Kanzlei für Erb- und Familienrecht
CHRISTIAN BRECOUR
Rechtsanwalt
Verwandte in gerader Linie sind verpflichtet einander Unterhalt zu gewähren (vgl. § 1601 BGB). Dies gilt insbesondere für Eltern gegenüber ihren Kindern (= Kindesunterhalt). In seltenen Fällen, regelmäßig nur bei sehr guten Einkommensverhältnissen (= Einkommensgrenze 100.000 Euro brutto im Jahr), können auch Kindern gegenüber ihren Eltern zum Unterhalt verpflichtet sein. Hier spricht man dann vom sogenannten Elternunterhalt.
Die Pflicht zum Kindesunterhalt beginnt mit der Geburt des Kindes und dauert solange fort, wie das Kind bedürftig ist. Das ist regelmäßig bis zum Abschluss einer berufsqualifizierenden Ausbildung der Fall. Eine berufsqualifizierende Ausbildung ist zum Beispiel eine Lehre oder ein Studium.
Hierbei kommt dem Kind jedoch die Verpflichtung zu, eine berufsqualifizierende Ausbildung nach Schulabschluss zügig aufzunehmen und zu beenden. Nach Ablauf einer so genannten Orientierungsphase, deren Dauer unterschiedlich lang ist, besteht eine Verpflichtung des Kindes, seinen Berufs- und Lebensweg in eigener Verantwortung zu gestalten.

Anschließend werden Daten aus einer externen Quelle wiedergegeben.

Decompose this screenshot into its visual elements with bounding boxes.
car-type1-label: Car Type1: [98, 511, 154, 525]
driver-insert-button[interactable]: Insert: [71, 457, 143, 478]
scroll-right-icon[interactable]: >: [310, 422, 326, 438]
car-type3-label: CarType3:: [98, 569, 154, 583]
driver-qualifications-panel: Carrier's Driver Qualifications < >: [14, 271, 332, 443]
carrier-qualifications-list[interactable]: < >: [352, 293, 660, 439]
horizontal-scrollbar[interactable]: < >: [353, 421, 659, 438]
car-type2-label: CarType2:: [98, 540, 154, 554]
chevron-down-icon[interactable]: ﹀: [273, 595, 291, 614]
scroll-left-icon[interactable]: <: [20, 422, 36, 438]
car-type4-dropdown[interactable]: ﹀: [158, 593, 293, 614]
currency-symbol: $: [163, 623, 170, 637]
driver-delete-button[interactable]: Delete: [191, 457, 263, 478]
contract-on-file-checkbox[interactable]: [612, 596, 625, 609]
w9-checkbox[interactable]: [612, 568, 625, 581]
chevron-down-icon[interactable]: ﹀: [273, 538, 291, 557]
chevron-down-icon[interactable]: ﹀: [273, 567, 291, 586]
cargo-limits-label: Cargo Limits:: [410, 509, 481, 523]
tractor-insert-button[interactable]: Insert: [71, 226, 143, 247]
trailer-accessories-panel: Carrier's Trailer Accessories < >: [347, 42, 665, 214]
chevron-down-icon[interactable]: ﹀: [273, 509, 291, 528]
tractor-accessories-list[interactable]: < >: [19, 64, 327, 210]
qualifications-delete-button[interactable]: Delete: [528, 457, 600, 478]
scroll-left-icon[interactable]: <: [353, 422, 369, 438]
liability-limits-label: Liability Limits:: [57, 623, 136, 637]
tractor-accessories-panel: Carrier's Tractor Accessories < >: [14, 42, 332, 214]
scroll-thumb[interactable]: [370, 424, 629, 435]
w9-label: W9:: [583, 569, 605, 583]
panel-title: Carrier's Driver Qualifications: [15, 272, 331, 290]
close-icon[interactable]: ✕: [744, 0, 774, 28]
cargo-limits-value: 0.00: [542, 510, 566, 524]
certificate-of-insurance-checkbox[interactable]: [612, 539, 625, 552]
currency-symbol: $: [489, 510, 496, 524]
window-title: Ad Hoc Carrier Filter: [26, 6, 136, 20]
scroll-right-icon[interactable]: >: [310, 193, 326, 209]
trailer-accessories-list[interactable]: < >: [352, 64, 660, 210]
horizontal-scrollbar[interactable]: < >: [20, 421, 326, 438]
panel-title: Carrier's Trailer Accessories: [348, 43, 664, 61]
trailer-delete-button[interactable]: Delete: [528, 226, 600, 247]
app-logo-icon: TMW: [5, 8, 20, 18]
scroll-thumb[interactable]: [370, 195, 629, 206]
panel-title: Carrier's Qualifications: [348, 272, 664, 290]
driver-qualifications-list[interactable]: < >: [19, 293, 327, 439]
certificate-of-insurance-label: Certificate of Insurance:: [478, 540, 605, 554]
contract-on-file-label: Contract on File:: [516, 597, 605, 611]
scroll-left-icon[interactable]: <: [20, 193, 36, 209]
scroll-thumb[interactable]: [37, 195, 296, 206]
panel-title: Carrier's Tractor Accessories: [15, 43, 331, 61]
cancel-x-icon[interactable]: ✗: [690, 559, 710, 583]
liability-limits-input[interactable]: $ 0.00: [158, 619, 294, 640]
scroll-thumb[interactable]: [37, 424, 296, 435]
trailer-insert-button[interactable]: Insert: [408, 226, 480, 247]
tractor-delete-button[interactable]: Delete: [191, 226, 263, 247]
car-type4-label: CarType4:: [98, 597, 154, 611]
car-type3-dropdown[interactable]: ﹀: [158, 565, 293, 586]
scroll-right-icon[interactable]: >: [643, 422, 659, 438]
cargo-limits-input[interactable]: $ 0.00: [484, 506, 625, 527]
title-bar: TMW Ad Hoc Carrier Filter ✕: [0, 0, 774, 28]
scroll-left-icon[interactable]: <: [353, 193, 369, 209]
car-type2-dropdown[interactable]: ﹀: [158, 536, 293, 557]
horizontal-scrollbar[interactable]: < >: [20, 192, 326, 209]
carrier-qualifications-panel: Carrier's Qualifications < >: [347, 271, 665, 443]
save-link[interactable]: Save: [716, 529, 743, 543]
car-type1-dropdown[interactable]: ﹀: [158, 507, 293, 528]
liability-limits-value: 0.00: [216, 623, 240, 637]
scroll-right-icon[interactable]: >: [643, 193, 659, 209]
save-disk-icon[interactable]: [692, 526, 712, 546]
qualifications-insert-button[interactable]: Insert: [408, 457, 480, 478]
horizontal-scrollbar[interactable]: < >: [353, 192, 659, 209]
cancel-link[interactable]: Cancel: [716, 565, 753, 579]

Bei Verletzung der so genannten Ausbildungsobliegenheit kann ein Kind seinen (Ausbildungs-) Unterhaltsanspruch verlieren.
1. Verwandtschaftsverhältnis:
2. Bedürftigkeit des Kindes:
3. Leistungsfähigkeit des Unterhaltspflichtigen:
4. Obhut und Erziehung:
5. Sonderbedarfe:
6. Volljährigkeit:
7. Verjährung:
Zu beachten:
Beide Elternteile sind gegenüber den minderjährigen Kindern zum Unterhalt verpflichtet. Trennen sich die Eltern und lebt das Kind dann zeitlich überwiegend bei einem Elternteil, dann leistet der Elternteil bei dem das Kind lebt, seinen Anteil an der gesamten Unterhaltsverpflichtung in der Regel durch die Pflege, Betreuung und Erziehung des Kindes (vgl. § 1606 Abs.3 BGB). Er leistet den so genannten Betreuungsunterhalt.
Der nicht betreuende Elternteil ist dem minderjährigen Kind gegenüber barunterhaltspflichtig, d.h. er hat seinen Unterhalt durch einen Geldbetrag zu leisten. Er trägt die Kosten des gesamten Lebensbedarfs und stellt die dafür benötigten Mittel in Form einer Geldrente als Barunterhalt zur Verfügung. Der Bedarf des Kindes (= Kindesunterhalt) richtet sich nach dem bereinigten Nettoeinkommen des nicht betreuenden Elternteils, d.h. es richtet danach wie viel der nicht betreuende Elternteil nach Abzug bestimmter Positionen durchschnittlich im Monat "verdient".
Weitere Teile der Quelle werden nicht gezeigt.